Source | DF | SS | MS | F | P |
---|---|---|---|---|---|
Plant | 3 | 731.5156 | 243.8385 | 5.854 | 0.011 |
Operator | 12 | 499.8125 | 41.6510 | 1.303 | 0.248 |
Shift | 48 | 1534.9167 | 31.9774 | 2.578 | 0.000 |
Batch | 128 | 1588.0000 | 12.4062 | ||
Total | 191 | 4354.2448 |
In these results, the ANOVA table indicates that plant and shift are statistically significant at the 0.05 level.

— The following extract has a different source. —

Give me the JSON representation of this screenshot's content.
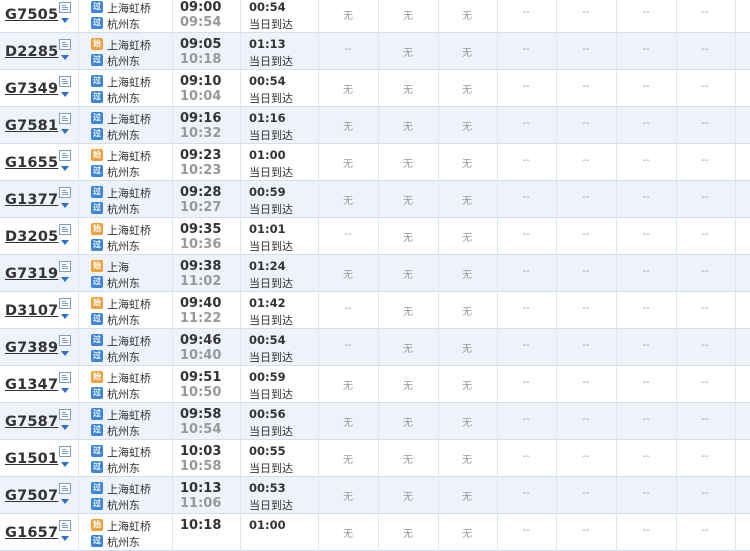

The operator effect is not statistically significant at the 0.05 level. The effects in the model use all of the degrees of freedom, so no degrees of freedom remain to test the statistical significance of the different batches.
Examine the variance components to determine how much of the variation in the study can be attributed to each random term. Higher values indicate that the term contributes more variability to the response.
Source | Var Comp. | % of Total | StDev |
---|---|---|---|
Plant | 4.212 | 17.59 | 2.052 |
Operator | 0.806 | 3.37 | 0.898 |
Shift | 6.524 | 27.24 | 2.554 |
Batch | 12.406 | 51.80 | 3.522 |
Total | 23.948 | 4.894 |
In these results, the variance component estimates indicate that the variability attributable to batches, shifts, and plants was 52%, 27%, and 18%, respectively, of the total variability.